Janet Hatta (ジャネット八田) is an actress.

==Biography==
Her mother is Japanese and her father is an American. After working as a stewardess for Japan Airlines, she entered acting. She briefly used the name Yuka Hatta (八田 有加, Hatta Yuka). In 1981, she married Kōichi Tabuchi, who at that time played baseball for the Seibu Lions and retired from acting. The couple later appeared in commercials for Sakuracolor (a predecessor of Konica Minolta). They have a son, Yūshō Tabuchi, who is an announcer for Fuji Television.

==Appearances==
On television, Hatta was a regular character in various jidaigeki. In Yaburegasa Tōshū Akuningari, starring Kinnosuke Yorozuya, she appeared in episodes 1–83 as the character Muttsuri Oryū. In Edo o Kiru (Part III) with Teruhiko Saigō she portrayed Okyō. With Masakazu Tamura, she appeared in Wakasamazamurai Torimonochō, as Okon. She made guest appearances in Kozure Ōkami, Abarenbo Shogun and numerous other series.

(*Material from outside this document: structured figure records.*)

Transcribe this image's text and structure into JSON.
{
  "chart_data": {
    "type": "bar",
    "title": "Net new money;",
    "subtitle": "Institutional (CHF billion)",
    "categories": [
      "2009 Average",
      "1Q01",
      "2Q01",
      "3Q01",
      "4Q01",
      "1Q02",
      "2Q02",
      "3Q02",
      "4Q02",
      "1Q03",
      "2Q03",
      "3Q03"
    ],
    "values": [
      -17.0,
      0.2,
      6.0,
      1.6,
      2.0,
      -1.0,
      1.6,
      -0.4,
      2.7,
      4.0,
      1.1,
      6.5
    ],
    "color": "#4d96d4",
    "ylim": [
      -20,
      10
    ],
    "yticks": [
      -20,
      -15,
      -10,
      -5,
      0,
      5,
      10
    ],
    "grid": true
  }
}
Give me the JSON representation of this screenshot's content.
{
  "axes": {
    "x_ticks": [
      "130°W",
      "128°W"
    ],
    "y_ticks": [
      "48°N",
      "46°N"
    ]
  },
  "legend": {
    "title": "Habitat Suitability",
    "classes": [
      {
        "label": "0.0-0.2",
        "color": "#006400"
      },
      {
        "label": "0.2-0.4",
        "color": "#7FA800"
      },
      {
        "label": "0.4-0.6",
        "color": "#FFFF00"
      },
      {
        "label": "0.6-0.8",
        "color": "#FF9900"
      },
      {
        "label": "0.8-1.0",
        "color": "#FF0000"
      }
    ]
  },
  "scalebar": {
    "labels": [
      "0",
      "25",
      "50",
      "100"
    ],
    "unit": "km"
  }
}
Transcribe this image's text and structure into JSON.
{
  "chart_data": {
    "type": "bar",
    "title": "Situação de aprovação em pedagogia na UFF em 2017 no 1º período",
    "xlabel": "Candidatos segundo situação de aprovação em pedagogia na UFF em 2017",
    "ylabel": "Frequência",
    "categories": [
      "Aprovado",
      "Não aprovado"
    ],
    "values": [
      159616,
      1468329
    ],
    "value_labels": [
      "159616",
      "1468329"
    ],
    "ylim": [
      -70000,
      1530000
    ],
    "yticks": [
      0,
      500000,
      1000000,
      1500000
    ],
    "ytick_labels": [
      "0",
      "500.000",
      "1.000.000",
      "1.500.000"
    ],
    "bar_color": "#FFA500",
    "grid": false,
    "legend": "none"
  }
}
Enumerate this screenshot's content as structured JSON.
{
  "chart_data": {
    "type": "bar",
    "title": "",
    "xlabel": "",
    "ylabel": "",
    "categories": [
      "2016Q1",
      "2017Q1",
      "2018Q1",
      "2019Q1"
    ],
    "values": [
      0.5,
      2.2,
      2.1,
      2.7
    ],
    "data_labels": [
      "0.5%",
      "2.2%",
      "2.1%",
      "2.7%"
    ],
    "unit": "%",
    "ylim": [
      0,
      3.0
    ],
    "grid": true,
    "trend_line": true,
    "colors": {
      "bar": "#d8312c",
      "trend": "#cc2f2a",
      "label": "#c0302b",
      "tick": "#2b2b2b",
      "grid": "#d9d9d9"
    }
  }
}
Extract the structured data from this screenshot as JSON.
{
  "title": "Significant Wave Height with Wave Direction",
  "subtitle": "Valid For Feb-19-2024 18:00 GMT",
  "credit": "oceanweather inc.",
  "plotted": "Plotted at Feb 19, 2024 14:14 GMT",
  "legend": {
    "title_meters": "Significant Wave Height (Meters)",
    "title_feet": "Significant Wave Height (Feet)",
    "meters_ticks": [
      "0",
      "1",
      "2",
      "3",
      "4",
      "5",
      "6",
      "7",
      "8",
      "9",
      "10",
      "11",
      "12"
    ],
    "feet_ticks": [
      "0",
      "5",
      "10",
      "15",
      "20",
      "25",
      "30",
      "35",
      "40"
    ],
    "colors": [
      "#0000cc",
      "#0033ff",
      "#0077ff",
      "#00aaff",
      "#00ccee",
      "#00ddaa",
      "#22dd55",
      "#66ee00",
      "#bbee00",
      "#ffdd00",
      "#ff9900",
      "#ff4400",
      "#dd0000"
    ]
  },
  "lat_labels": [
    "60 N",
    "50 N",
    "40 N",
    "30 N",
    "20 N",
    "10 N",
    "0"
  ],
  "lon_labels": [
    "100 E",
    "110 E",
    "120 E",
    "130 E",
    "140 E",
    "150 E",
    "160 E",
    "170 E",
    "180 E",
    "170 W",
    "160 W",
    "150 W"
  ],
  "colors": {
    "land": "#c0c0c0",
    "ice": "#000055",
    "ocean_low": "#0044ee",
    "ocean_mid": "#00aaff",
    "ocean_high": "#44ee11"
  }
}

She also appeared in contemporary dramas. Among them was Supergirl, with Yōko Nogiwa, in which her character was in episodes 1–25. She was a regular in the NHK "Ginga Terebi Shōsetsu" Katei Sensō (1975) and Seishun Gigashū (1981, with Takeshi Kaga). She had guest roles in G-Men '75 with Tetsurō Tamba and Tokusō Saizensen, among others.

Highlights of Hatta's film career include the Kinji Fukasaku film Doberman Detective with Sonny Chiba and Ningen no shōmei with Yūsaku Matsuda (directed by Junya Sato).